What effect does the `virtual` modifier have on an interface member?

Question

Say I have an interface like interface IThing { virtual string A => "A"; }. What effect does the virtual keyword have on implementing types here? Surprisingly, I couldn't find anything regarding this on either SO, dotnet GitHub pages and discussions, nor on learn.microsoft.com, possibly buried under all the unrelated content where the words interface and virtual appear in any combination. From my quick testing it doesn't appear to have any sensible effect. My intuition tells me to expect from the implementing classes' hierarchy to have been introduced the given virtual members, as if the base implementing class has declared them itself, but it's not the case.

For example:

class Thing: IThing
{   
}   
    
class Thing2: Thing
{
    override public string A => "!"; // ERROR: No suitable method found to override.
}

If I declare the A property on Thing, but do not declare it explicitly as virtual, it still won't compile. I also have the freedom apparently to just define them w/o the modifier despite it being present in the interface and it compiles. And code using IThing only sees the default implementation of A regardless of what I do unless the class implements the interface directly and not through inheritance in this setup.

Can somebody clarify the use of the virtual modifier on interface members?

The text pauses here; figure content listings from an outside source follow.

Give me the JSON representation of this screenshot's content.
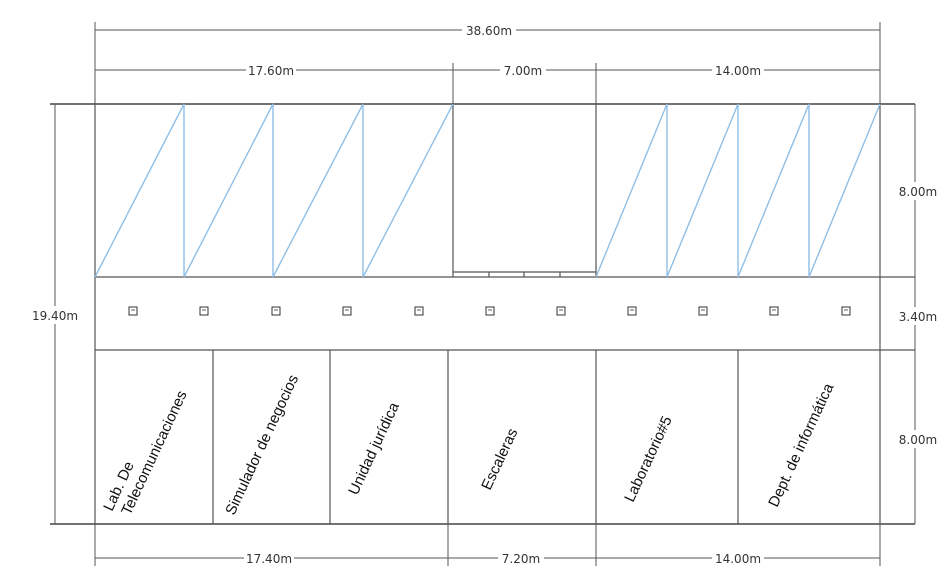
{
  "dimensions": {
    "total_width": "38.60m",
    "top_left": "17.60m",
    "top_middle": "7.00m",
    "top_right": "14.00m",
    "bottom_left": "17.40m",
    "bottom_middle": "7.20m",
    "bottom_right": "14.00m",
    "total_height": "19.40m",
    "right_top": "8.00m",
    "right_middle": "3.40m",
    "right_bottom": "8.00m"
  },
  "rooms": [
    {
      "line1": "Lab. De",
      "line2": "Telecomunicaciones"
    },
    {
      "line1": "Simulador de negocios"
    },
    {
      "line1": "Unidad jurídica"
    },
    {
      "line1": "Escaleras"
    },
    {
      "line1": "Laboratorio#5"
    },
    {
      "line1": "Dept. de informática"
    }
  ]
}
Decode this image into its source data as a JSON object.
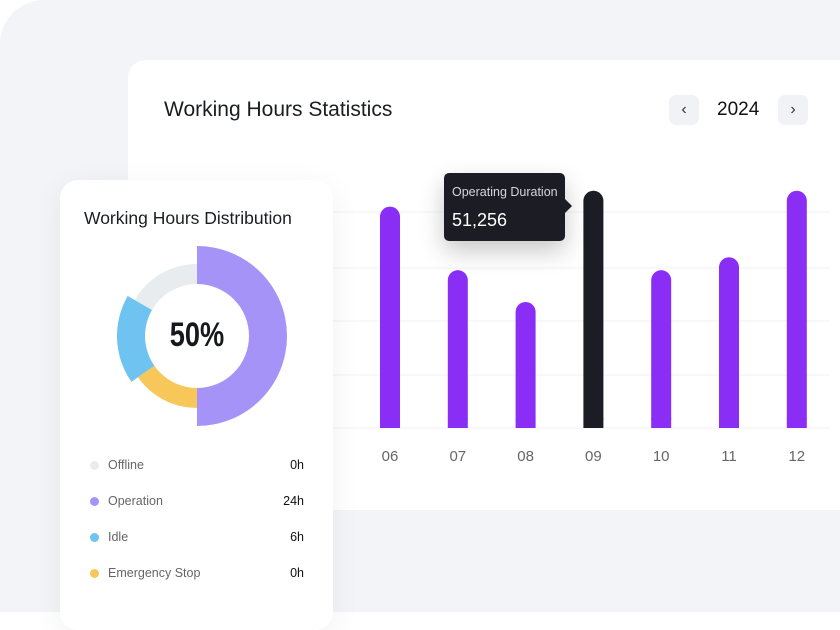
{
  "main": {
    "title": "Working Hours Statistics",
    "year": "2024",
    "prev_icon": "chevron-left-icon",
    "next_icon": "chevron-right-icon"
  },
  "tooltip": {
    "label": "Operating Duration",
    "value": "51,256"
  },
  "chart_data": {
    "type": "bar",
    "title": "Working Hours Statistics",
    "categories": [
      "06",
      "07",
      "08",
      "09",
      "10",
      "11",
      "12"
    ],
    "values": [
      223,
      159,
      127,
      239,
      159,
      172,
      239
    ],
    "ylim": [
      0,
      270
    ],
    "grid": true,
    "highlighted": "09",
    "colors": {
      "bar": "#8a2ef5",
      "highlight": "#1c1d24"
    }
  },
  "distribution": {
    "title": "Working Hours Distribution",
    "center_label": "50%",
    "items": [
      {
        "label": "Offline",
        "value": "0h",
        "color": "#e9ecef",
        "start": 300,
        "end": 360
      },
      {
        "label": "Operation",
        "value": "24h",
        "color": "#a593f7",
        "start": 0,
        "end": 180
      },
      {
        "label": "Idle",
        "value": "6h",
        "color": "#6ec3f0",
        "start": 235,
        "end": 300
      },
      {
        "label": "Emergency Stop",
        "value": "0h",
        "color": "#f7c75a",
        "start": 180,
        "end": 235
      }
    ]
  }
}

I use the latest stable language version of C#.

Answer 1

The following:

interface IThing { virtual string A => "A"; }

Is the so called default interface method and virtual as far as I can see actually does nothing because:

The virtual modifier may be used on a function member that would otherwise be implicitly virtual

I.e. it just an explicit declaration of the fact that interface method is virtual since the language team decided to not restrict such things.

See also the Virtual Modifier vs Sealed Modifier part of the spec:

Decisions: Made in the LDM 2017-04-05:

• non-virtual should be explicitly expressed through sealed or private.
• sealed is the keyword to make interface instance members with bodies non-virtual
• We want to allow all modifiers in interfaces
• ...

Note that default implemented IThing.A is not part of the Thing, hence you can't do new Thing().A, you need to cast to the interface first.

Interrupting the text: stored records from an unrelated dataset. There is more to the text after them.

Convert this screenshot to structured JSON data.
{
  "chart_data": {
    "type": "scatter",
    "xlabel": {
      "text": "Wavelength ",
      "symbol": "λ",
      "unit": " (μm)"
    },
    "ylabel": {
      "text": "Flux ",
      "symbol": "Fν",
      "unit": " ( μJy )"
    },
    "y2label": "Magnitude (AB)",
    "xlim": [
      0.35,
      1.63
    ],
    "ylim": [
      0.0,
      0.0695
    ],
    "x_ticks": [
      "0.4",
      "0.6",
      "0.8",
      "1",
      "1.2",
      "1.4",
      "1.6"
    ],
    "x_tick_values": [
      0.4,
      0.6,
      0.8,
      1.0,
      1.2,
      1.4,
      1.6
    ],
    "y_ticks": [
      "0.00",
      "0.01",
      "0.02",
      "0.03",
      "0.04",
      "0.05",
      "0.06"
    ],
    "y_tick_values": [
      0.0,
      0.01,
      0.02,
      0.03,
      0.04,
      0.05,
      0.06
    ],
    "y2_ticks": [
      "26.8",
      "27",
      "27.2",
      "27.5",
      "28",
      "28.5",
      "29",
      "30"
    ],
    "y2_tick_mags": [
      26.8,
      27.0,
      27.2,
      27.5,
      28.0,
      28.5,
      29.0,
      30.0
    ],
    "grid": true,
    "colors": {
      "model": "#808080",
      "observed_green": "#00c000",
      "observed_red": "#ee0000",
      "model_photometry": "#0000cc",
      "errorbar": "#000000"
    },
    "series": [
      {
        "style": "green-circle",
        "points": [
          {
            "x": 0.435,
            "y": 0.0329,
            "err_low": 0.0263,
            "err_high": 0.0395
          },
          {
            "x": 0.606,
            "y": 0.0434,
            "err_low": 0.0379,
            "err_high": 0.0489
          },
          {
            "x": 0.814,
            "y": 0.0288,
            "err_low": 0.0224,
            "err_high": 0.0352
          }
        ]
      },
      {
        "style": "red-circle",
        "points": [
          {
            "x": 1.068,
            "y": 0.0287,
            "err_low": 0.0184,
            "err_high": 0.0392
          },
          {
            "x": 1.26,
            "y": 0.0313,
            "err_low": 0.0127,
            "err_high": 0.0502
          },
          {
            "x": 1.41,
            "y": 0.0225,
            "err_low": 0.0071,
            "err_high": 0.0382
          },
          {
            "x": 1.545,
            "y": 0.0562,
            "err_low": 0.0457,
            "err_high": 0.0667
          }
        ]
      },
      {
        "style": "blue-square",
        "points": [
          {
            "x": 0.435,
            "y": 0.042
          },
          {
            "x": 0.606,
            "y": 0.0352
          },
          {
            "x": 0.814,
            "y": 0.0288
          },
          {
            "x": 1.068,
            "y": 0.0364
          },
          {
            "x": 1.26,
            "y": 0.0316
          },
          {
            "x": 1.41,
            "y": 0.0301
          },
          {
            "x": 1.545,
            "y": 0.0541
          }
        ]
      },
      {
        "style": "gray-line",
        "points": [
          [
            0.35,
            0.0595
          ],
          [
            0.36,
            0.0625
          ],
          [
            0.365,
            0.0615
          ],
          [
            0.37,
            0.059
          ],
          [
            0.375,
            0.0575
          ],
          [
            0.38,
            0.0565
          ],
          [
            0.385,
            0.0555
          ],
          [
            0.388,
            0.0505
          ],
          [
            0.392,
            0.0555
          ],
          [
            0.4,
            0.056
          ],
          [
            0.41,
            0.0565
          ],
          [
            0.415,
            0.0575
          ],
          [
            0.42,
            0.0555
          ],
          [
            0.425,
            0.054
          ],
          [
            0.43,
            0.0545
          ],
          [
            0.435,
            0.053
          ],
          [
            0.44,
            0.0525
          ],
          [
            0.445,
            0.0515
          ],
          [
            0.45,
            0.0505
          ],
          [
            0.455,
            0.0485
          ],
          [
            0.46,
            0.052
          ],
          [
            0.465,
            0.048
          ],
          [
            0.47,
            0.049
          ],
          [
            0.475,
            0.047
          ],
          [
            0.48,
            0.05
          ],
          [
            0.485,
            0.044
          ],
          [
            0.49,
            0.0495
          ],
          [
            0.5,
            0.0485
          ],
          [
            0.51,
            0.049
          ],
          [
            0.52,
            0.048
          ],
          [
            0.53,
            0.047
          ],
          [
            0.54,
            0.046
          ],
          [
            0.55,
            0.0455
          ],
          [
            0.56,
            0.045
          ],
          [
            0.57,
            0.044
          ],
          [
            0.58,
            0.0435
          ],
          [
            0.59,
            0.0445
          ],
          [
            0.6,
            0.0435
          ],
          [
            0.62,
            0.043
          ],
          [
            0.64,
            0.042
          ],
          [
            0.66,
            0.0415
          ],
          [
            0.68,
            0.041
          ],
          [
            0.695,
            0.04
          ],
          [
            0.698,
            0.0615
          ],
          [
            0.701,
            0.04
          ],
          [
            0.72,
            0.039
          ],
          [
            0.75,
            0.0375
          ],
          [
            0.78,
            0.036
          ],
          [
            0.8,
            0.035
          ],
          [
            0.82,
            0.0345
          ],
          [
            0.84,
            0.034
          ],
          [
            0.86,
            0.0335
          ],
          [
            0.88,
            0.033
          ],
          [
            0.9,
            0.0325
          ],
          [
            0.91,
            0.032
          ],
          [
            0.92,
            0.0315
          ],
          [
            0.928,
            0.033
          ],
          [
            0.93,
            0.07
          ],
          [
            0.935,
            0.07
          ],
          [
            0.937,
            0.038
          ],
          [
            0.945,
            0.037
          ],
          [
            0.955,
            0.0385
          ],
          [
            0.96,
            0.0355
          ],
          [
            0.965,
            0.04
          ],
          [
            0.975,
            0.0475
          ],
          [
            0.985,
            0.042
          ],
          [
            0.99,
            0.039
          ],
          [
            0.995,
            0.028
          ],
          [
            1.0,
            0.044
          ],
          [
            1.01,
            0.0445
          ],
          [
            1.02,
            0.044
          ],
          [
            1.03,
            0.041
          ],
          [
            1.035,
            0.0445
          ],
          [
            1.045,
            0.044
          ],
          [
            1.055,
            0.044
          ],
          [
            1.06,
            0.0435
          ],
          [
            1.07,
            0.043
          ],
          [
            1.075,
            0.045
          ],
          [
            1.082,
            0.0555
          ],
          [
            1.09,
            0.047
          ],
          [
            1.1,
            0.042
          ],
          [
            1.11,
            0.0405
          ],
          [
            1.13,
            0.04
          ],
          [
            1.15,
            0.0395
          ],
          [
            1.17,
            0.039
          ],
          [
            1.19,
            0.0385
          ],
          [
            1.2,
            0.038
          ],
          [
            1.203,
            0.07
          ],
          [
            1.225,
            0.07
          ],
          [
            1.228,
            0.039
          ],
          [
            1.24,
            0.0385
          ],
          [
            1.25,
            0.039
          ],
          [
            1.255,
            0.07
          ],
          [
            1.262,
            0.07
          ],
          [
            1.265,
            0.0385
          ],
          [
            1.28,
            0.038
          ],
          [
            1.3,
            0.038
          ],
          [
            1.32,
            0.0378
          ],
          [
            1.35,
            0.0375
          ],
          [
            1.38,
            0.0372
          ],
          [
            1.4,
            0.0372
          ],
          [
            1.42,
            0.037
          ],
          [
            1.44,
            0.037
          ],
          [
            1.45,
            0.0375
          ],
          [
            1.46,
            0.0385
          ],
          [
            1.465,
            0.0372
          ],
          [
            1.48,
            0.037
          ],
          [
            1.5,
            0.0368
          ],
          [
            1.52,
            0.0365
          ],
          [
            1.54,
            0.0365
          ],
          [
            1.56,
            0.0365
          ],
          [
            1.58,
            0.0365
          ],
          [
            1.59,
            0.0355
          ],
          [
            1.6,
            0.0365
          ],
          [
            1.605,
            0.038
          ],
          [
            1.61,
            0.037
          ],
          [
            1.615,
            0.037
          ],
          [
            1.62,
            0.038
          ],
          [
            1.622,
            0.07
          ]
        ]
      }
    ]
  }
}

If you want to override the IThing.A in the Thing2 then you can implement the interface directly:

class Thing2 : Thing, IThing
{
     public string A => "!"; 
}

Console.WriteLine(((IThing)new Thing()).A); // Prints "A"
Console.WriteLine(((IThing)new Thing2()).A); // Prints "!"

Another way would be declaring public virtual string A in the Thing so your current code for Thing2 works:

class Thing : IThing
{
    public virtual string A => "A";
}   
    
class Thing2 : Thing
{
    public override string A => "!"; 
}

To understand meaning of sealed/virtual identifiers in interfaces you can create a second interface:

interface IThing {  string A => "A"; }
interface IThing2 : IThing {  string IThing.A => "B"; }
class Thing : IThing2 {}

Console.WriteLine(((IThing)new Thing()).A); // Prints "B"

While if you declare IThing.A as sealed then IThing2 will not compile:

interface IThing { sealed string A => "A"; }

interface IThing2 : IThing
{
    // Does not compile:
    // string IThing.A => "B";
}

class AntoherThing : IThing
{
    // Does not compile too:
    string IThing.A => "B";
}

Also check out the why virtual is allowed while implementing the interface methods? linked by wohlstad in the comments.